Flow cytometric DNA content analysis in neuroendocrine carcinoma of the lung. Correlation with survival and histologic subtype.

The DNA content of 53 primary and locally metastatic pulmonary neuroendocrine carcinomas was retrospectively determined by flow cytometric analysis of nuclei released from paraffin-embedded tissues and compared with histologic subtypes and clinical survival.
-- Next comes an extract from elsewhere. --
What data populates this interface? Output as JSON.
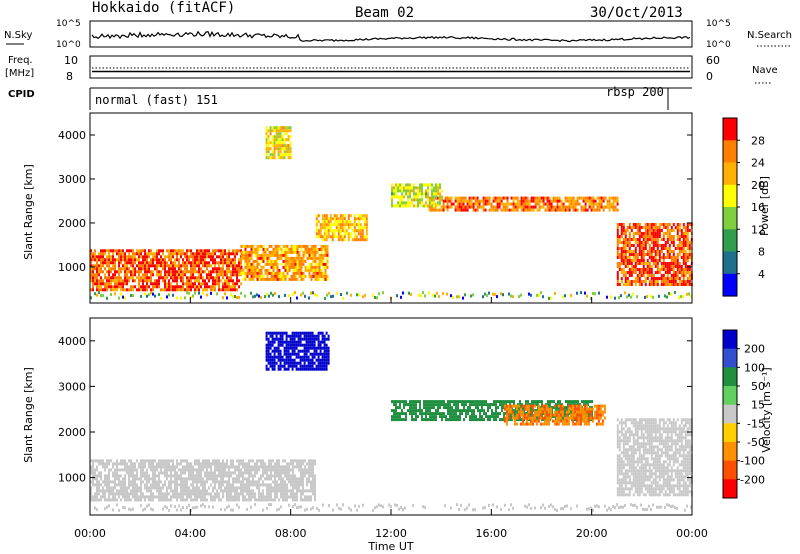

Forty-one percent (9 of 22) of tumors classified as well-differentiated neuroendocrine carcinoma (WDNC) were aneuploid. In contrast, 85% (17 of 20) of small cell neuroendocrine carcinoma (SCNC), and 73% (8 of 11) of intermediate cell neuroendocrine carcinoma (ICNC) were aneuploid. DNA content was not a significant independent predictor of patient survival within each histologic subtype (P greater than 0.05 for all subtypes). Yet, when all cases were examined as a single group, diploid cases showed better clinical survival than cases with DNA aneuploidy (P less than 0.02). However, the survival advantage for diploid DNA content did not quite achieve statistical significance when only cases of limited stage disease were analyzed (0.10 greater than P greater than 0.05). Histologic subtype was also a prognostic indicator, with WDNC cases showing a significantly longer survival than either SCNC (P less than 0.05) or ICNC (P less than 0.02), for those cases with limited-stage disease. These results indicate information on clinical staging and the histologic subtype are important parameters to compare with DNA content analysis in determining independent prognostic factors in neuroendocrine or small cell carcinoma of the lung.